National Bank branch on Kenyatta Avenue Nairobi. FILE PHOTO | DENNIS ONSONGO | NMG


Revealed: KCB Group inks deal to sell National Bank

KCB Group is selling its subsidiary National Bank of Kenya (NBK) for an undisclosed amount less than five years after it acquired the lender in a rescue deal that was shepherded by the National Treasury and the Central Bank of Kenya.

KCB, which will Wednesday evening be releasing its financial results for the year ended December, is expected to formally announce the sale of NBK to a Nigerian lender at the same event, according to sources familiar with the matter.

The Central Bank of Kenya (CBK), whose approval will be required, has been notified of the proposed transaction whose value was not disclosed.

This publication sought a comment from KCB on the deal but the lender preferred not to make any on such a material development. The proposed deal comes at a time when prospects for medium to large Kenyan banks have brightened with the introduction of risk-based lending, cooling inflation and a strengthening shilling.

Banks with capital shortfalls may however fail to fetch top dollar though a motivated buyer can pay a premium to gain control of an ongoing business with a substantial base of customers. NBK had a book value of Sh10.6 billion as of September 2023.

Shareholders of healthy banks have been selling their stakes at a major premium above the valuation indicated by the share prices on the Nairobi Securities Exchange (NSE).

UK development finance institution, British International Investment, recently received Sh6.5 billion from the sale of its 10.13 percent stake in I&M Group to private equity firm Africinvest, getting twice the value of what the shares were trading at the time of concluding the transaction.

KCB acquired NBK in October 2019 in a share swap deal that saw the former issue 147.3 million shares worth Sh6 billion then to the former owners of the subsidiary.

The former owners of NBK included the Treasury and the National Social Security Fund (NSSF) that ended up boosting their stakes in the acquirer when the deal was concluded. NBK was in a weak capital position and had been posting losses for years with its absorption into the better-capitalised KCB Group seen as a means of solving its problems that partly arose from a legacy of decades of political interference and poor credit risk management.

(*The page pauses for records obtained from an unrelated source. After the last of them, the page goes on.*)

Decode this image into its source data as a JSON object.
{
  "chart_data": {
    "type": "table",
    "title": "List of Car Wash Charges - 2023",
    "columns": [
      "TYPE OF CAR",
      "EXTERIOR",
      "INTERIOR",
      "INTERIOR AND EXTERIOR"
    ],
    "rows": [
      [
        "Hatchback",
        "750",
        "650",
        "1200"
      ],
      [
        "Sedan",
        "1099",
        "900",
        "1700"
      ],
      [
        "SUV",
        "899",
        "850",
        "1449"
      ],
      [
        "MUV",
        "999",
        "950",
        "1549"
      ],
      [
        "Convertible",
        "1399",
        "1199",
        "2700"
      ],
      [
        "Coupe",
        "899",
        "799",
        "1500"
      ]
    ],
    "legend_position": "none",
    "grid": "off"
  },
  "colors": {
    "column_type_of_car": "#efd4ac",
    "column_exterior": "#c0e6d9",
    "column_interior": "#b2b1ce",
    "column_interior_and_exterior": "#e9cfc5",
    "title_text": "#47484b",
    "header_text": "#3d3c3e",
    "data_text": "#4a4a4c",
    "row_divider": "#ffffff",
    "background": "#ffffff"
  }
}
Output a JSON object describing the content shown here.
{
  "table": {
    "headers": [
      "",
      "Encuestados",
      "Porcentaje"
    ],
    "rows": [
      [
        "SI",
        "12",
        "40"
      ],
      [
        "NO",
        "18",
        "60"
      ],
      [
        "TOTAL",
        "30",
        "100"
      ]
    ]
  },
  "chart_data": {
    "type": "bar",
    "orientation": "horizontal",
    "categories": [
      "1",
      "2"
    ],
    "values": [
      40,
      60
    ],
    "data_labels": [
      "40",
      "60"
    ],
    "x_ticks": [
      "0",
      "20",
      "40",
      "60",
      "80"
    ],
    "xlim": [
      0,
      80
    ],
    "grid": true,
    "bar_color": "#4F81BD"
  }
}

KCB would go on to invest billions of shillings in NBK but the capital adequacy problem has persisted, with the subsidiary posting a Sh3 billion net loss in the nine months ended September 2023.

NBK had received a cumulative Sh12.5 billion from KCB as of last year in the form of debt and equity capital, indicating that the acquisition will take more time before paying off.

KCB had earlier announced it would integrate NBK into its existing local operation – KCB Bank Kenya — but later decided to let the two institutions run as standalone businesses.

This has made it easier to sell NBK which handles a lot of government business. KCB Bank Kenya is also a major banker to government entities in addition to a more diverse base of clients in retail and corporate banking.

NBK's net loss in the nine months to September last year reversed a net profit of Sh807 million a year earlier, according to disclosures in KCB Group's financial statements for the period.

The loss was partly driven by legacy issues, including a Sh2.3 billion payment to Basil Criticos, a former Member of Parliament, as compensation for auctioning his sisal farm about 17 years ago.

The High Court last year ordered NBK to pay the former MP the money as compensation for auctioning his sisal farm 15 years ago.

NBK, on the back of the loss, closed the period in breach of three regulatory capital ratios that measure the stability of a bank. These are the core capital to total deposits, core capital to total risk-weighted assets and total capital to total risk-weighted assets.

Partly due to the consolidation of NBK, the asset quality of KCB Group has been weaker than the industry average with the share of gross defaults to total loans at 17.8 percent. as of September 2023.